Leviticus, dense and replete with antiquated ritual though it may be, is the book that makes the Torah – the Torah. Unlike other Ancient Near Eastern texts, which are mainly prose, mainly law, or mainly poetry, the Torah includes all three. This week’s parsha, Tzav, continues the legal-framework of the book with instructions about sacrificial offerings and the priestly ordination. While last week’s parsha was directed to the entire community, this week’s is directed at the priests themselves, and yet, it is available to all to read and study.
Rabbi Dr. Tamara Cohn Eskenazi notes in her commentary to Tzav, that Israel sets itself apart from other ancient cultures that it resembled with this inclusion in the text: “… the priests in most cultures in the ancient world kept secrets of their profession away from the public eye and transmitted them privately from generation to generation.
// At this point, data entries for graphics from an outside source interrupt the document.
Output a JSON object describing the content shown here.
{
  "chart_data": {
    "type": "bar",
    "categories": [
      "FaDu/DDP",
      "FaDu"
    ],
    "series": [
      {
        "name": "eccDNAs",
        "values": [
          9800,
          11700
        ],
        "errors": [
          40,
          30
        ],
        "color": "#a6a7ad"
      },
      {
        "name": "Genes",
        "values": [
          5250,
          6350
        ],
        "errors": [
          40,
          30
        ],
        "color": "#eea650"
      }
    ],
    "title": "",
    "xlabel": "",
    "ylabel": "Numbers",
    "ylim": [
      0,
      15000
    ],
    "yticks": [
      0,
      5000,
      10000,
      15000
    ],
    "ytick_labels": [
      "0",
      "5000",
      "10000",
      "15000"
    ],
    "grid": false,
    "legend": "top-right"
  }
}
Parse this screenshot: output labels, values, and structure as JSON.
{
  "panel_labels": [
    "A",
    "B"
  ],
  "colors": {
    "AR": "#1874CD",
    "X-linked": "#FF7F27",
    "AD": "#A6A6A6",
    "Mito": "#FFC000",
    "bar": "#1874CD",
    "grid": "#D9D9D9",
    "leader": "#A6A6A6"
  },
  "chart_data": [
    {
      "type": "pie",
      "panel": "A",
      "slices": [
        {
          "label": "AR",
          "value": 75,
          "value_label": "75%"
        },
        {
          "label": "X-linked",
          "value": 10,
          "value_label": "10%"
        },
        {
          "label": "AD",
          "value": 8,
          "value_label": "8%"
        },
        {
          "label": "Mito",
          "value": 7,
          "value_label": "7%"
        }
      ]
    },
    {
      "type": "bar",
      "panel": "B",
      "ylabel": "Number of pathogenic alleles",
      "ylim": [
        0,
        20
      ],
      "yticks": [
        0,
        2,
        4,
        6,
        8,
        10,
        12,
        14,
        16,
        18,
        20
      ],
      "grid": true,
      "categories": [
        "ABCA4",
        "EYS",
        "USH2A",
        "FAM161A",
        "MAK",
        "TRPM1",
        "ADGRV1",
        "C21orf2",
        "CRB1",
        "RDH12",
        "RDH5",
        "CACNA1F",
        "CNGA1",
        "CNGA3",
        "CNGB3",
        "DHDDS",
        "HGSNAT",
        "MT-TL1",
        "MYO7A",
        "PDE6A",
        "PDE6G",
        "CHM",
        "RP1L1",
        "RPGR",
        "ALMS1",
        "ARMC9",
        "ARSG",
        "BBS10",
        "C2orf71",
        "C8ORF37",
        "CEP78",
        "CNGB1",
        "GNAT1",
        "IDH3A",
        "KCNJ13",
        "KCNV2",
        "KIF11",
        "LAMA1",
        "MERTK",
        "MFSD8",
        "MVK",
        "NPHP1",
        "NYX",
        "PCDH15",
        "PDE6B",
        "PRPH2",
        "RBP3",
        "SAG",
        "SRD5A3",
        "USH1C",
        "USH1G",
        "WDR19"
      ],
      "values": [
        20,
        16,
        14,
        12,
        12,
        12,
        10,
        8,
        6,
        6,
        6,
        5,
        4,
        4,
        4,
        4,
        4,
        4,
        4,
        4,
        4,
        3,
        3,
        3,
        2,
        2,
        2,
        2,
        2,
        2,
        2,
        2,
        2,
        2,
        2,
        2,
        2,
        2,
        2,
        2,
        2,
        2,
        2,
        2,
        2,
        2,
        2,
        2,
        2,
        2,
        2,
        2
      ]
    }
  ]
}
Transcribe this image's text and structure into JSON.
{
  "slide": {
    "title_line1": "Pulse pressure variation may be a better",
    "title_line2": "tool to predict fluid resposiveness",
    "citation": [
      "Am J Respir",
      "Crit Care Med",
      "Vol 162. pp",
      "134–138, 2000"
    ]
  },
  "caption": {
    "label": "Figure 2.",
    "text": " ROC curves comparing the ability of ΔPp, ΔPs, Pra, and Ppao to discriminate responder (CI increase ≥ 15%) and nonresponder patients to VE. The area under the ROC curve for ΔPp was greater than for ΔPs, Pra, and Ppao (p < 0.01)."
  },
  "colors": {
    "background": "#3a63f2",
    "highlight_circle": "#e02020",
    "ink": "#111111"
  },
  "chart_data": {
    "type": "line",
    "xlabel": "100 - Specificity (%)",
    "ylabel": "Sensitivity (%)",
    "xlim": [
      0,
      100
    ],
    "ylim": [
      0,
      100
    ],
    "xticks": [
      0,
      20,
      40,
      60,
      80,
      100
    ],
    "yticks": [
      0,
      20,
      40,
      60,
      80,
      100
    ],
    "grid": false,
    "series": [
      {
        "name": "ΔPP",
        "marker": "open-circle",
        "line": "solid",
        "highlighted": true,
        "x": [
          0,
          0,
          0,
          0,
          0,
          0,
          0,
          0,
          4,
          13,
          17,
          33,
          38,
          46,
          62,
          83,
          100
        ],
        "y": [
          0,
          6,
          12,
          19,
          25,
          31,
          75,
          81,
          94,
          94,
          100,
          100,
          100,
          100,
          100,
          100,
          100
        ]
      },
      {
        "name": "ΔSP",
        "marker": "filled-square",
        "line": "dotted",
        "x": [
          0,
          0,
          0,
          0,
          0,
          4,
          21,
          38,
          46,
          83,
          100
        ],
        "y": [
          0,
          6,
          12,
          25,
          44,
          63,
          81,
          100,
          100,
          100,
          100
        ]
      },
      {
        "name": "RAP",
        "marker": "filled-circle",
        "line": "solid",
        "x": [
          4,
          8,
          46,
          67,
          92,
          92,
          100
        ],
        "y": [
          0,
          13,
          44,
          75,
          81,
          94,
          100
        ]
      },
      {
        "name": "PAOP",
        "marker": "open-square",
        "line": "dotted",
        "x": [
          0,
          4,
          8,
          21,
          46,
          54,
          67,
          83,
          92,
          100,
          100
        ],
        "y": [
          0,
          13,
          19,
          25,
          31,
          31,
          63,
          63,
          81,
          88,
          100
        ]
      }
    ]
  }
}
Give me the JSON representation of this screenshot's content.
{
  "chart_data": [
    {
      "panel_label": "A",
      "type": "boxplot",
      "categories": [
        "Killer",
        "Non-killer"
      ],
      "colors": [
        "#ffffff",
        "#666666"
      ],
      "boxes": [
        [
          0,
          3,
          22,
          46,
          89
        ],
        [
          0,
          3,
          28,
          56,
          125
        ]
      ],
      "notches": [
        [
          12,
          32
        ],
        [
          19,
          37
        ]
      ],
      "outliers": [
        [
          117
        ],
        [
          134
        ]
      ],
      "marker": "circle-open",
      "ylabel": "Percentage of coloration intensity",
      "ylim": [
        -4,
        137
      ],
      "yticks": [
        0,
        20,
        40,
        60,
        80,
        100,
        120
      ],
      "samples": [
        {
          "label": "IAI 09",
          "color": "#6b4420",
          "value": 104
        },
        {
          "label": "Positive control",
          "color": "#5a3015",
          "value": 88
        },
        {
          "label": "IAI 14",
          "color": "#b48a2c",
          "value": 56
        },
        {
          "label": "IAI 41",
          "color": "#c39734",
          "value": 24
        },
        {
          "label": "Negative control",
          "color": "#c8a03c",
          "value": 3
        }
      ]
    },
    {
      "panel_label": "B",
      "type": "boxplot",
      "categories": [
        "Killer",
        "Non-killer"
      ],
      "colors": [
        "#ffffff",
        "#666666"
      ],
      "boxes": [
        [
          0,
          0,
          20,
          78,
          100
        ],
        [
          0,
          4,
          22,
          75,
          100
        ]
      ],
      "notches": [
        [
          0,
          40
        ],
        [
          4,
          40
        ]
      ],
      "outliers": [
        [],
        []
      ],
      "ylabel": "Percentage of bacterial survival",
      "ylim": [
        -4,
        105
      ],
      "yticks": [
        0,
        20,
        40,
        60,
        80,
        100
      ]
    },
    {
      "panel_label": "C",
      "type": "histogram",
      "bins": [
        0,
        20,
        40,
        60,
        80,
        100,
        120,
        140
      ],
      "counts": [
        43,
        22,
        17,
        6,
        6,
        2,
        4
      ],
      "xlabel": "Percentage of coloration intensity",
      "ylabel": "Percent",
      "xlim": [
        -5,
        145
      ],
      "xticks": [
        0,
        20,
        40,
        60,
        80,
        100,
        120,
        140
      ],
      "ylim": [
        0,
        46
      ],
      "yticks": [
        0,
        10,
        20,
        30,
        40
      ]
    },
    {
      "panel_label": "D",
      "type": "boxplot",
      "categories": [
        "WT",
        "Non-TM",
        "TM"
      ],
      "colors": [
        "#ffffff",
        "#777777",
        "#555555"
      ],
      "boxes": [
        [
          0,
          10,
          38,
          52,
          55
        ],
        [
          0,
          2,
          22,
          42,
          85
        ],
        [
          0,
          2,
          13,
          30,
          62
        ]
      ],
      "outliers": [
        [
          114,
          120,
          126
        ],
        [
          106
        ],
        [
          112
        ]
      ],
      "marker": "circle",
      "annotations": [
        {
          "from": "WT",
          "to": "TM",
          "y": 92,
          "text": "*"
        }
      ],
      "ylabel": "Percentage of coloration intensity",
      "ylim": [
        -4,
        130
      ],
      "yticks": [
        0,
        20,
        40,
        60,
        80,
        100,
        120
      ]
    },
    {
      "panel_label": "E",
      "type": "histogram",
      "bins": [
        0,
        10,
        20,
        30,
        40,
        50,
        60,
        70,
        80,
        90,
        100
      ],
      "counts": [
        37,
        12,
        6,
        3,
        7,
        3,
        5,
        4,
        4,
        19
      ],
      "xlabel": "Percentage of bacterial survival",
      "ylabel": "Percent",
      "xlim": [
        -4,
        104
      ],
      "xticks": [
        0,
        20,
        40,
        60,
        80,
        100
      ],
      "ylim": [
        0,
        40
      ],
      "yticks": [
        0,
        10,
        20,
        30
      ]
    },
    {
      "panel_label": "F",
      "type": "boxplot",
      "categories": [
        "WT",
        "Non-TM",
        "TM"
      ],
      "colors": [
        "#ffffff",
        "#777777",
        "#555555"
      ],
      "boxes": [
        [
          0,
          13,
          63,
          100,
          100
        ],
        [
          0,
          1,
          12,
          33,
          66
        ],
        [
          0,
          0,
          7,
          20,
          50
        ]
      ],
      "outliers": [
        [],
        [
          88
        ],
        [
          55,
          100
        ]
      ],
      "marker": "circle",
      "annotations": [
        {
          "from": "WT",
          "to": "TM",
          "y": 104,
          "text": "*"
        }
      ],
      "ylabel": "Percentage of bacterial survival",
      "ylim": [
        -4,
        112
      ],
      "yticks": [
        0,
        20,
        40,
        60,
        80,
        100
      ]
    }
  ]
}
In contrast, Leviticus reflects a commitment to keep the rules of the trade, as it were, in public view.” (The Torah: A Women’s Commentary, URJ Press 2008). Perhaps this can help us understand a related notion expressed at the giving of the Ten Commandments, “You shall be to me a kingdom of priests, a holy nation.” (Exodus 19:6)
Yes, the work of the priesthood, and the texts of Leviticus are highly specialized – and pertain to a specific time in our ancient heritage. But the work of the priests, the rituals and offerings, was public knowledge. Perhaps so that all of Israel could see themselves as in relationship with the Divine, and indeed, capable of sacred connection and holy work.